Saturday, July 22, 2017

Lavender days #phenology

Corn fields in or neighborhood look to be about fifty or sixty percent tasseled. There are a few places, and, thank heavens, only a few, where roadside sumac leaves have picked up some shocking red color. What seems most noticeable though are the swaths and swatches of roadside lavender. Some of it is wild bergamot, some looks like Canada thistle, some is crown vetch, soon there'll be New England aster and there's probably other pinkish-lavender flowers on plants that can't be identified readily at forty or fifty miles per hour, but a predominant color these days is pale purple, with chrome yellow accents.

roadside field of wild bergamot
roadside field of wild bergamot
Photo by J. Harrington

This morning I had an opportunity to help out one of the neighborhood pollinators. A bumblebee, no, I don't know which species, managed to get him/herself caught in the nectar pool of the oriole/hummingbird feeder, despite the beeguards in place. Must have been a very persistent bee. It promptly climbed onto the twig I extended. I placed the twig with its bee cargo on the deck railing. After I finished cleaning and refilling the oriole feeder, the twig, sans bee, was still there. I assume the bee returned home with a Bilbo Baggins scale adventure tale to tell. Do you remember the Loren Eiseley tale that "made a difference to that one?"

In a different bit of serendipity this morning, I came across a charming poem that seems to fit both the season and our troubled times. It was written by W. B. Yates, a long-time favorite poet that I've neglected for a while. I hope you enjoy

The Stolen Child



W. B. Yeats, 1865 - 1939


Where dips the rocky highland
Of Sleuth Wood in the lake,
There lies a leafy island
Where flapping herons wake
The drowsy water rats;
There we’ve hid our faery vats,
Full of berrys
And of reddest stolen cherries.
Come away, O human child!
To the waters and the wild
With a faery, hand in hand,
For the world’s more full of weeping than you can understand.

Where the wave of moonlight glosses
The dim gray sands with light,
Far off by furthest Rosses
We foot it all the night,
Weaving olden dances
Mingling hands and mingling glances
Till the moon has taken flight;
To and fro we leap
And chase the frothy bubbles,
While the world is full of troubles
And anxious in its sleep.
Come away, O human child!
To the waters and the wild
With a faery, hand in hand,
For the world’s more full of weeping than you can understand.

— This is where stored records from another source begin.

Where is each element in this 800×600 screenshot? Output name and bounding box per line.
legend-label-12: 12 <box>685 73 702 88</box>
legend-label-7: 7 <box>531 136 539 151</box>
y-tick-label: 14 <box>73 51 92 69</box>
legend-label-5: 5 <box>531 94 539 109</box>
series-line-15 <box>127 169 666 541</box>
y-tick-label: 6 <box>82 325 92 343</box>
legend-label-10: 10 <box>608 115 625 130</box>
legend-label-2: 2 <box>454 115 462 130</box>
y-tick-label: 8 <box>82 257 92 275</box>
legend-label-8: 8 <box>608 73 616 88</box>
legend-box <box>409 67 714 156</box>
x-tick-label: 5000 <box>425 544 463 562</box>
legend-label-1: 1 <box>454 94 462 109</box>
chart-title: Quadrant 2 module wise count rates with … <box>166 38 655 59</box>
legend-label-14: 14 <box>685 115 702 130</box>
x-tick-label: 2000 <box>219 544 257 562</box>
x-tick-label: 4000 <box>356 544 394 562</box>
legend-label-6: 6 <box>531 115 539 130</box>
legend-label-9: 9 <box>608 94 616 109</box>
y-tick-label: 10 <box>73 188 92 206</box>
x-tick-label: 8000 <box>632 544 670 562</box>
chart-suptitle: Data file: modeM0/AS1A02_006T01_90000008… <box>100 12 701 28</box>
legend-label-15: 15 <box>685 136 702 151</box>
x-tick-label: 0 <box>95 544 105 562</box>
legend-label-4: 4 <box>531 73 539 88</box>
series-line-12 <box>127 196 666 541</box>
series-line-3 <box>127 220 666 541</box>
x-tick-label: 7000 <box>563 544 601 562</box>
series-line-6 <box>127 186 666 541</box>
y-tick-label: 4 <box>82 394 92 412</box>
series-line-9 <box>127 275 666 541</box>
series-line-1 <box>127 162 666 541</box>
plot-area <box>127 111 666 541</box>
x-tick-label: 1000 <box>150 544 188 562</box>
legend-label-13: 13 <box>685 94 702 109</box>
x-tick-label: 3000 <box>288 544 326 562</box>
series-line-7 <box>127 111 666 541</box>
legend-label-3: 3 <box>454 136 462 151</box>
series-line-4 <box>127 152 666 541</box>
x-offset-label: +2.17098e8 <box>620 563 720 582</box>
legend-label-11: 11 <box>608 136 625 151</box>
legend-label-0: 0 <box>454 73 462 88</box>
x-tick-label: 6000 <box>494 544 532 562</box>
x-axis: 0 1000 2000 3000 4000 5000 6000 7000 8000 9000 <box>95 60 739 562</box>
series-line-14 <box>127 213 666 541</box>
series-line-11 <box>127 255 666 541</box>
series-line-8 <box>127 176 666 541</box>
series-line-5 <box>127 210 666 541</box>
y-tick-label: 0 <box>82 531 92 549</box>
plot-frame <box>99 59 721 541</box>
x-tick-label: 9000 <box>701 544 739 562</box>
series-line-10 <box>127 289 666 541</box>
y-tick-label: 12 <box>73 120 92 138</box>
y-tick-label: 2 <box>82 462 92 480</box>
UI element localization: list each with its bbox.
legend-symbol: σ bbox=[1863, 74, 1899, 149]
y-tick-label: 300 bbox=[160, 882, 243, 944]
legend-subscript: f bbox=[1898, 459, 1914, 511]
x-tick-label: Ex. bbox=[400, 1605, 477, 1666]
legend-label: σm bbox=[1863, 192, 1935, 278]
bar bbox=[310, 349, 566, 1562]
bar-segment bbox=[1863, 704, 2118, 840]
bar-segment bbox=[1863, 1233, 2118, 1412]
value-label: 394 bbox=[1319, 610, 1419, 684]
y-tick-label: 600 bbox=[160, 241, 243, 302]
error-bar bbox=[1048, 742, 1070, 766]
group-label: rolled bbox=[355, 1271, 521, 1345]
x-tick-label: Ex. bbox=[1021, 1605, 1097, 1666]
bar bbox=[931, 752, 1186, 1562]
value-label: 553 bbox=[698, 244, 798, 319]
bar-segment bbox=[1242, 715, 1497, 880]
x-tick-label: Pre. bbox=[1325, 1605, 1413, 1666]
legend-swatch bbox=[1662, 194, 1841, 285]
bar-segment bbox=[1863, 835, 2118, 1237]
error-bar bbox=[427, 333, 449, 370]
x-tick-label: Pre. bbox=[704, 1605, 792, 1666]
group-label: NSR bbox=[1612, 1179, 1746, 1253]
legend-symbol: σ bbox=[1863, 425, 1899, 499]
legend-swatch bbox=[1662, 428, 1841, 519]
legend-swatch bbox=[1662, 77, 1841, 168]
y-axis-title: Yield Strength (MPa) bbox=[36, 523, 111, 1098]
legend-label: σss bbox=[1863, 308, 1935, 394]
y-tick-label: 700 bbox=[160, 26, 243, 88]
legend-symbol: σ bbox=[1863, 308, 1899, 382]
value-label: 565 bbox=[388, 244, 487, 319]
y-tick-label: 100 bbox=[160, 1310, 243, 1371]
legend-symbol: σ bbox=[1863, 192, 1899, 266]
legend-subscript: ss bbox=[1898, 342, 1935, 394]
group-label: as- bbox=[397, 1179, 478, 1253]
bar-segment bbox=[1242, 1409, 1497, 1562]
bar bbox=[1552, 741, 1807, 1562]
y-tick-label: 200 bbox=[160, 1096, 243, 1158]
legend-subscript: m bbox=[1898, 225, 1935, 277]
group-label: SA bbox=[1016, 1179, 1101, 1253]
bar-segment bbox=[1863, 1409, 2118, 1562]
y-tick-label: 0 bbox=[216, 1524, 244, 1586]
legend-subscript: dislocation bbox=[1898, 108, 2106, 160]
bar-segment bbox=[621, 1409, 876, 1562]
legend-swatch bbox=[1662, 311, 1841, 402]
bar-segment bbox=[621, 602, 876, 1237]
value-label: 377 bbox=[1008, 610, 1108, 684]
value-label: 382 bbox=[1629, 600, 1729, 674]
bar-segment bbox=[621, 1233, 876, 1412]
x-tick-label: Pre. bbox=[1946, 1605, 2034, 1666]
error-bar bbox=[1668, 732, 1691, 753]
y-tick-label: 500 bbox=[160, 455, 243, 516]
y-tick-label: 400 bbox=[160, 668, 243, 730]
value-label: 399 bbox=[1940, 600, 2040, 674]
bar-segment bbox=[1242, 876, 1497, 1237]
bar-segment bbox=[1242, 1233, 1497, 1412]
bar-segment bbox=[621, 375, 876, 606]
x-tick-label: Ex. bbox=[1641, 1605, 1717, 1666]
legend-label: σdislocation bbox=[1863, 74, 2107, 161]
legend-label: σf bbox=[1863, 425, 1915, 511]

Where the wandering water gushes
From the hills above Glen-Car,
In pools among the rushes
That scarce could bathe a star,
We seek for slumbering trout
And whispering in their ears
Give them unquiet dreams;
Leaning softly out
From ferns that drop their tears
Over the young streams.
Come away, O human child!
To the waters and the wild
With a faery, hand in hand,
For the world’s more full of weeping than you can understand.

Away with us he’s going,
The solemn-eyed:
He’ll hear no more the lowing
Of the calves on the warm hillside
Or the kettle on the hob
Sing peace into his breast,
Or see the brown mice bob
Round and round the oatmeal chest.
For he comes, the human child,
To the waters and the wild
With a faery, hand in hand,
For the world’s more full of weeping than he can understand.